Similarly to the previous division of the Neo-Classical and Romantic art, the division of Post-Impressionism movement also existed onto a more structural, formal, nearly scientific design style of artist Georges Seurat with his dot theory, later known as pointillism and Paul Cézanne, who concentrated his practice on the research of the color planes, while on the other, the art of French painter Gauguin, van Gogh, and Toulouse-Lautrec emphasized the expression of emotions and sensations through light and color. Out of these two trends of Post-Impressionism art, emerged the extremes of the individual styles of the 20th-century art, ranging from Cubism to Surrealism.

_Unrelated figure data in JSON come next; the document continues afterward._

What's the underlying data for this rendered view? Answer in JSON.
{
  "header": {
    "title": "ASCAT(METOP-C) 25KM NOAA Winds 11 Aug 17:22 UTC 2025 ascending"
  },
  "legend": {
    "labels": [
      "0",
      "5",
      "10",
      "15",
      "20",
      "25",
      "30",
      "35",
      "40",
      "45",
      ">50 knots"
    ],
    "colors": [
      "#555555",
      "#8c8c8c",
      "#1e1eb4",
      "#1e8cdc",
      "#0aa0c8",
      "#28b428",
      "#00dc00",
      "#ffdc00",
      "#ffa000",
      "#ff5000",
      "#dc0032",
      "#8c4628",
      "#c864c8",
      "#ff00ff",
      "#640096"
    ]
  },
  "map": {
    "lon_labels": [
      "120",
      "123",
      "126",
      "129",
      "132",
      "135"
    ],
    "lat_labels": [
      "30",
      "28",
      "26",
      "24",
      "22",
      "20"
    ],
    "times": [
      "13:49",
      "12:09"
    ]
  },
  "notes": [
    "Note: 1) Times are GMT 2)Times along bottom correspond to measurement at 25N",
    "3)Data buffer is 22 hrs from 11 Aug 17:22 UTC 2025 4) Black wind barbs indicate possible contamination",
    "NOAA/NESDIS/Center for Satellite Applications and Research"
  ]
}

The Different Approaches, Concepts, and Styles
The earliest indication of the new trend that broke with Impressionism was the painting style of Georges Seurat. He developed a style of painting known as Pointillism, which refers to the use of a point or dot as the basis for the construction of a painting. His method of painting, scientifically thought after, following a rigorous pattern design and employing even one of the oldest compositional tools, the golden section, kept the bright and unmixed color scheme of the Impressionism paintings and open-air themes but added a design based on geometrical shapes. The perfectly balanced compositions of Seurat’s paintings differ immensely from the vibrant and screaming paintings of Vincent van Gogh. Attempting to express the deepest emotions, and the expressions of his tormented soul, van Gogh’s paintings relied upon the saturated colors and broad brushstrokes to evoke the inner turmoil of the artist. Both van Gogh and Paul Gauguin rejected the ‘ abominable error of naturalism’ in favor of a more personal, spiritual expression.
“ I dream of painting and then I paint my dream.” - Vincent van Gogh
Van Gogh and Gauguin shared an interest in symbolic content and produced images that were subtracted from their natural appearances, where the artist’s feelings about the subject matter, and his views on the aesthetic consideration of color, line, and form, were the most crucial elements for the creation of their paintings. Van Gogh was also influenced by a variety of sources, and his love of the stylized representations of Japanese woodblock prints was also evident in the work of Henri de Toulouse-Lautrec, whose unique depictions of the Parisian nightlife resulted in paintings and lithographs that were built with the strong outlines and flat planes of color of the Japanese woodblocks.